I miss one of the nuns at St. Jude. She spent almost all day up on the oncology floor and she would have those difficult conversations with families, and she always pointed to Christ.
Re: I Want a Real Chaplain
Posted On: April 03rd, 2008 at 9:10 am by Rev. William M. Cwirla
May God raise up more of those nuns.
Re: I Want a Real Chaplain
Posted On: April 03rd, 2008 at 5:23 pm by TJ
Wish I could see what you were referring to.
Re: I Want a Real Chaplain
Posted On: April 03rd, 2008 at 5:32 pm by TJ
You must be talking about the woman and her "God is only love" speach. She obviously doesn't know the real God.
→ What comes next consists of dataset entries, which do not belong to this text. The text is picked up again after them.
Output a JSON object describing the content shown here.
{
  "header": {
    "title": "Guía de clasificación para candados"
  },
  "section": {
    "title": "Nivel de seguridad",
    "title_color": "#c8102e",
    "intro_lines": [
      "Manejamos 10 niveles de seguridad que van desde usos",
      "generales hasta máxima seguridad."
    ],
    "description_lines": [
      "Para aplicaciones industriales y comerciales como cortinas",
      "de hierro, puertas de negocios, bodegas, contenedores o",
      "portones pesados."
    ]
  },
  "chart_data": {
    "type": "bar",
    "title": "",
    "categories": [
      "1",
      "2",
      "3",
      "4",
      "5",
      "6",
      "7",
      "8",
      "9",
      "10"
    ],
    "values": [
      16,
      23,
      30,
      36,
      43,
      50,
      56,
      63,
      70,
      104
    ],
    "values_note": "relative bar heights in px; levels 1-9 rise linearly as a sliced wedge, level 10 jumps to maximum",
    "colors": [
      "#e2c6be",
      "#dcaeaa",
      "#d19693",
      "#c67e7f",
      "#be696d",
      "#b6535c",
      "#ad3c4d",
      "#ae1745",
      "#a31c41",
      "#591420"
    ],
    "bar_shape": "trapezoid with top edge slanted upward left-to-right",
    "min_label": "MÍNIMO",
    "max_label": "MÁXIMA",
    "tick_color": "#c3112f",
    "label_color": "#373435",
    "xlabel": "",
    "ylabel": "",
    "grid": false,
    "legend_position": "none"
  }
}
He is love, for sure, but He is also righteous and wants repentance for our bad actions. This guy is definitely hurting and looking for real answers.
Re: I Want a Real Chaplain
Posted On: April 03rd, 2008 at 6:19 pm by joani
I saw the episode as well. Even before this episode, I was disapointed that they had to use a woman chaplan. And a new age one to boot! I did not expect anything but that drivel after knowing this chaplains character.